Buying olive oil can be overwhelming to a new cook, there are seemingly endless choices and widely disparate prices. We'll let you know what the different grades, prices, regions and extraction methods are all about. As a bonus we'll give you the inside track on the best way to store and purchase this essential kitchen staple.
Olive oil health benefits
Olive oil is widely known as a "healthy" fat, but most people don't know why. Olive oil is mostly a monounsaturated fat which help lower LDL cholesterol and are considered heart healthy. Extra virgin olive oil also has high amounts of antioxidants which also help out your heart.
Olive oil regions
Olives are primarily grown in the Mediterranean region, which boasts over 90% of the world's crop. Spain and Italy are the best known producers, but Greece is the world's third largest olive grower (their oil is rarely seen in whole form in the US but is often blended into better known Spanish and Italian brands). Flavor varies tremendously between oils, even within the same country. To get a consistent product most large brands blend oils from different regions, so your Italian olive oil may actually contain olives from several countries. Most brands available in mega marts are blends, so make sure to check the label. In recent years California has begun making a name for itself in olive oil production.
Olive oil extraction methods
While olive oil used to be extracted with a simple screw or hydraulic press, today most producers use a centrifuge. The centrifugal process makes "first press" an antiquated marketing term because it's a continuous process. Temperature affects the flavor and in the EU "cold pressed" oils must be extracted at under 80ºF.
Here's a video of the process at a California olive orchard, from harvest to oil production:
Olive oil grades
You've heard of extra virgin, but do you know what it means? Olive oil is graded based on quantity of free fatty acids and in terms of olive oil less fatty acids are better. Extra virgin olive oil is the highest grade and in the EU must have less than 0.8% acidity. Virgin olive oil needs to have less than 2%. Acidity should be marked on the bottle and certainly varies from brand to brand (and within each brand from year to year). That the restriction is set by the EU is important, US companies can use terms like "extra virgin" without legal restriction. As a general rule, remember to check the label and find the acid content.

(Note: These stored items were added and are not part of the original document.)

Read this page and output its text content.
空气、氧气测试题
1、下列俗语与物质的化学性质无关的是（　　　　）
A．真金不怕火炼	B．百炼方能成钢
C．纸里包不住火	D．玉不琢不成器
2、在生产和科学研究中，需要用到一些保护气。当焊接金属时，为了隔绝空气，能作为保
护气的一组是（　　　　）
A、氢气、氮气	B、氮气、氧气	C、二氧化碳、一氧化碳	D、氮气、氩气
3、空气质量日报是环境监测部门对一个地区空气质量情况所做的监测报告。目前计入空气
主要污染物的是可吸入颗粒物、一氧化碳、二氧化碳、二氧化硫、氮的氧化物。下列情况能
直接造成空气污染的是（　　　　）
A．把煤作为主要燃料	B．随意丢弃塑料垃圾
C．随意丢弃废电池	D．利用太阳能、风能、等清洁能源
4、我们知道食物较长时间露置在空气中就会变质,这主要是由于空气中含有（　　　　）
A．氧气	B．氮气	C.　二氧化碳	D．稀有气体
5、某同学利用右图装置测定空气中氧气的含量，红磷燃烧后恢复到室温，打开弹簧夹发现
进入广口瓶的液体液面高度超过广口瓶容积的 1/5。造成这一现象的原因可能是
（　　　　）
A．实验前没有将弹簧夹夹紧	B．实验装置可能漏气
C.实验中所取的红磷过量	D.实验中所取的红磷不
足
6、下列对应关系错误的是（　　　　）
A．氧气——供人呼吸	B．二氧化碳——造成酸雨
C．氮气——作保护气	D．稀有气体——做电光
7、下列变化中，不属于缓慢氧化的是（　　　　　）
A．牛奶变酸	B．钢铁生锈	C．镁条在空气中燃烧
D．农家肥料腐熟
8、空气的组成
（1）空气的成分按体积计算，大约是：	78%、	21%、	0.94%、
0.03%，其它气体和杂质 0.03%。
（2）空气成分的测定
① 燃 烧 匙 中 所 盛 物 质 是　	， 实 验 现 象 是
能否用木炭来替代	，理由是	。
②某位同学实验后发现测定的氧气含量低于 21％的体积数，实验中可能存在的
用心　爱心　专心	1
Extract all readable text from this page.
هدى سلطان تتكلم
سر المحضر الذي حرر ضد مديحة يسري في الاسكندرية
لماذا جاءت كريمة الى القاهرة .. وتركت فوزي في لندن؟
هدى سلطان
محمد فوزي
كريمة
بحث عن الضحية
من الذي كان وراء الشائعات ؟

Some phrases to watch for:
- "100% Pure Olive Oil" - It sounds great, but this usually signifies a cheap refined oil that has been mixed with a virgin oil to give flavor.
- "Light olive oil" - No this does not mean it contains less fat, light just means it contains less flavor
- "Refined olive oil" - Oil that was previously unpalatable that has gone through mechanical and chemical processes to reduce acidity
Because of its expense and rather assertive flavor, we often reserve extra virgin olive oil for raw preparations (dressing greens and pasta, on bread, etc). Furthermore heating extra virgin olive oil reduces its flavor so you're better off just using virgin in the first place. Most of the health benefits of olive oil aren't limited to extra virgin, so using just virgin or even regular olive oil is perfectly fine.
Where to buy olive oil
While local mega marts tend to stock many kinds of olive oil, they aren't often of high-quality (even the more expensive brands). Going to upscale stores like Whole Foods or Williams-Sonoma can get you quality but will also leave your wallet quite a bit lighter. If you're looking for a regional oil try finding a specialty store for that region (Italian, Greek and Spanish speciality grocery stores are fairly common). Or if you don't mind buying in a bit more quantity, try looking online. Online shops like iGourmet have more varieties than even the largest specialty stores and often much better prices. You need to watch out for shipping prices, but shopping at Amazon with their free super saver shipping can really help out. Even if you're shopping locally, reading the reviews online can help give you an edge.
Olive oil storage
Olive oil is unrefined so it needs to be stored with more consideration than some other cooking oils. Light is olive oil's biggest enemy, it starts to break down the chlorophyll which gives the oil its lovely color. Look for brands that are sold in dark bottles or even better opaque cans. We like to store our oil in a bottle with a pour spout for ease of use, just make sure that the oil isn't exposed to the air and keep it in a dark cool place. You can buy a bottle with the sealable pour spout but we prefer to just buy the pour spout.